The International Coordination Office for Polar Prediction and the Association for Polar Early Career Scientists (APECS) invite the polar prediction community to share creative and artsy outcome of polar prediction research to be considered for publication in PolarPredictNews, the newsletter for the Year of Polar Prediction.
In the last four issues of PolarPredictNews scientific artwork has been combined into the design of the newsletter. "Art & Science" connects polar prediction-related science with the creative and artsy work of the polar prediction community. With this, we, the International Coordination Office for Polar Prediction (ICO) aim to provide a platform for the PPP community to share a side of their research which is beyond pure science but rather involves impressions, emotions, and creative and aesthetic ways to display scientific results. It offers a way to view science from a slightly different angle or perspective, which for some cases might even be more accessible than reading a paper or understanding at particular x-y plots.

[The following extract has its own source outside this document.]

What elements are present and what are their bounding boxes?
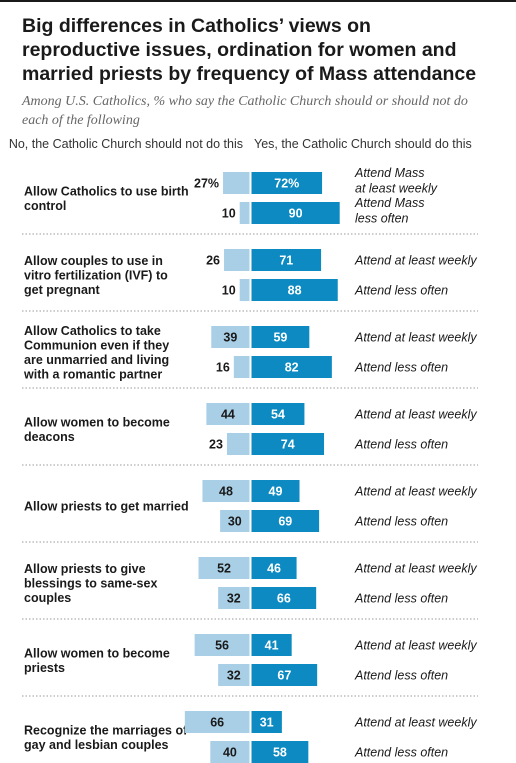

In the latest PolarPredictNews, the melting sea-ice stripes produced by Thomas Rackow were published. Other contributions were by Taneil Uttal (Pieceful Pictures of the Day from MOSAiC Leg 2), Amy MacFarlane (Watercolour Drawings from MOSAiC Leg 3), and Friederike Krüger and Thomas Rackow (The Drawn Distributed MOSAiC Network). You can find all issues of PolarPredictNews at https://www.polarprediction.net/news/polarpredictnews/.
As we like to continue to highlight artistic pieces resulting from the scientific achievements of YOPP and PPP, we warmly invite you to share your creative outcome with us to be considered for publication in one of the next PolarPredictNews issues. No matter if you already have produced something or always needed a motivation to do so – this is your chance to show it to your colleagues; may it be a result from your latest field work experience or an outcome of your newest model's weather forecast skills which you captured in pencil drawings, oil paintings or artistic photographs; even if you've transferred it into knitted pieces – we are open for pretty much everything that relates to your research contributing to improved Arctic and Antarctic weather and sea-ice forecasts.